In the past, critics in the United States have felt free to attack the United Nations because they believed that there were alternative tools to achieve foreign-policy objectives; the United States could go "forum shopping," as President Bush's U.N. ambassador calls it. But Darfur shows that forum shopping can backfire, while Lebanon suggests that the world regards alternatives to the U.N. as insufficiently legitimate. For all the shortcomings of the United Nations, its Security Council enjoys more moral authority on matters of war and peace than any other international body; and for jobs such as peacekeeping or the supervision of elections in countries such as Iraq and Congo, it may be the least bad institution available. The forum-shopping excuse for denigrating the United Nations must therefore be buried. Instead, critics must channel their energy into promoting the reforms that could make the United Nations more effective.

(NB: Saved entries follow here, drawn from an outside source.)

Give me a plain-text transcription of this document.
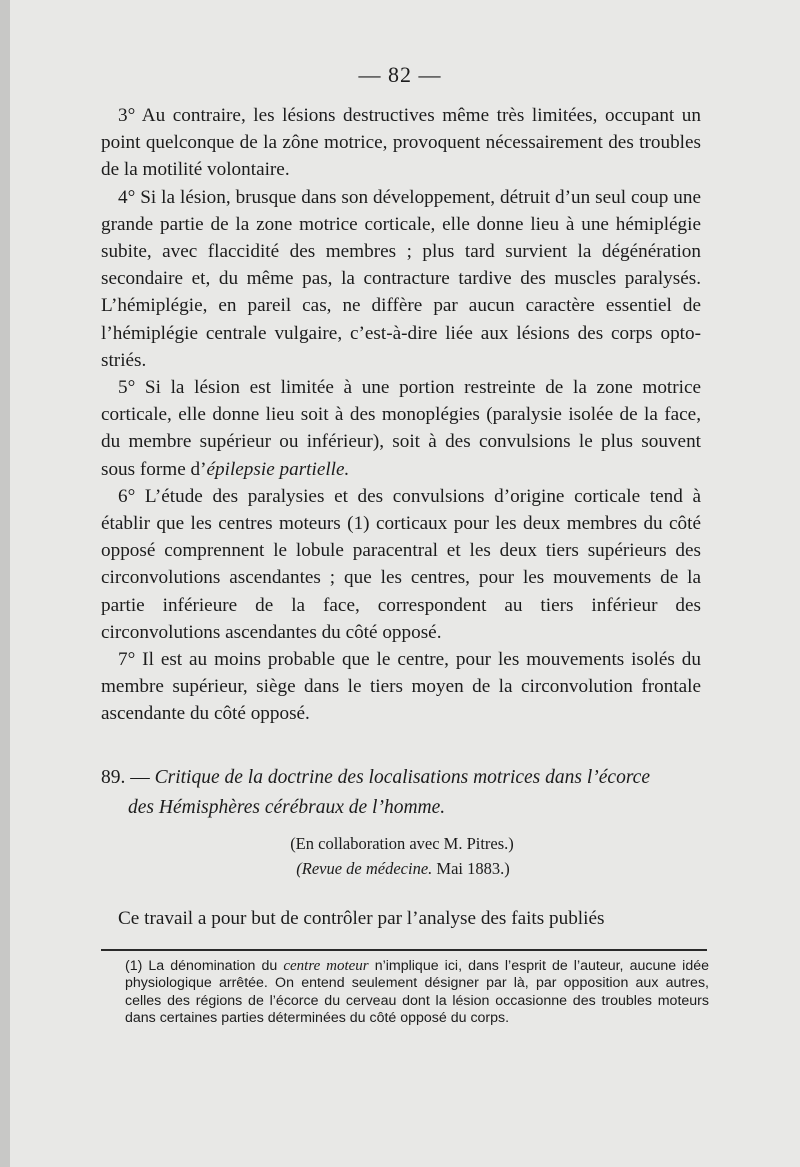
— 82 —

3° Au contraire, les lésions destructives même très limitées, occupant un point quelconque de la zône motrice, provoquent nécessairement des troubles de la motilité volontaire.

4° Si la lésion, brusque dans son développement, détruit d’un seul coup une grande partie de la zone motrice corticale, elle donne lieu à une hémiplégie subite, avec flaccidité des membres ; plus tard survient la dégénération secondaire et, du même pas, la contracture tardive des muscles paralysés. L’hémiplégie, en pareil cas, ne diffère par aucun caractère essentiel de l’hémiplégie centrale vulgaire, c’est-à-dire liée aux lésions des corps opto-striés.

5° Si la lésion est limitée à une portion restreinte de la zone motrice corticale, elle donne lieu soit à des monoplégies (paralysie isolée de la face, du membre supérieur ou inférieur), soit à des convulsions le plus souvent sous forme d’épilepsie partielle.

6° L’étude des paralysies et des convulsions d’origine corticale tend à établir que les centres moteurs (1) corticaux pour les deux membres du côté opposé comprennent le lobule paracentral et les deux tiers supérieurs des circonvolutions ascendantes ; que les centres, pour les mouvements de la partie inférieure de la face, correspondent au tiers inférieur des circonvolutions ascendantes du côté opposé.

7° Il est au moins probable que le centre, pour les mouvements isolés du membre supérieur, siège dans le tiers moyen de la circonvolution frontale ascendante du côté opposé.

89. — Critique de la doctrine des localisations motrices dans l’écorce
des Hémisphères cérébraux de l’homme.
(En collaboration avec M. Pitres.)
(Revue de médecine. Mai 1883.)

Ce travail a pour but de contrôler par l’analyse des faits publiés

(1) La dénomination du centre moteur n’implique ici, dans l’esprit de l’auteur, aucune idée physiologique arrêtée. On entend seulement désigner par là, par opposition aux autres, celles des régions de l’écorce du cerveau dont la lésion occasionne des troubles moteurs dans certaines parties déterminées du côté opposé du corps.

There is blame to go round for the stagnation of existing reform efforts. Developing countries that don't pay for the U.N. budget and feel little responsibility for global governance often want the institution to be a place of sinecures and pompous speeches. Unfortunately, these countries dominate the U.N. General Assembly by sheer force of numbers and so can block management reforms. Meanwhile, rich nations are not blameless either. The Bush administration has failed to build a coalition of reformers who could prevail over entrenched seat-warmers. The British and French have resisted change that could undermine their privileged positions as veto-wielding members of the Security Council.

Last year U.N. Secretary General Kofi Annan made a big push for reform, but neither rich countries nor poor countries showed much interest in supporting him. Now Mr. Annan is nearing the end of his term. An insistent determination to modernize the United Nations will be a necessary quality for whoever succeeds him.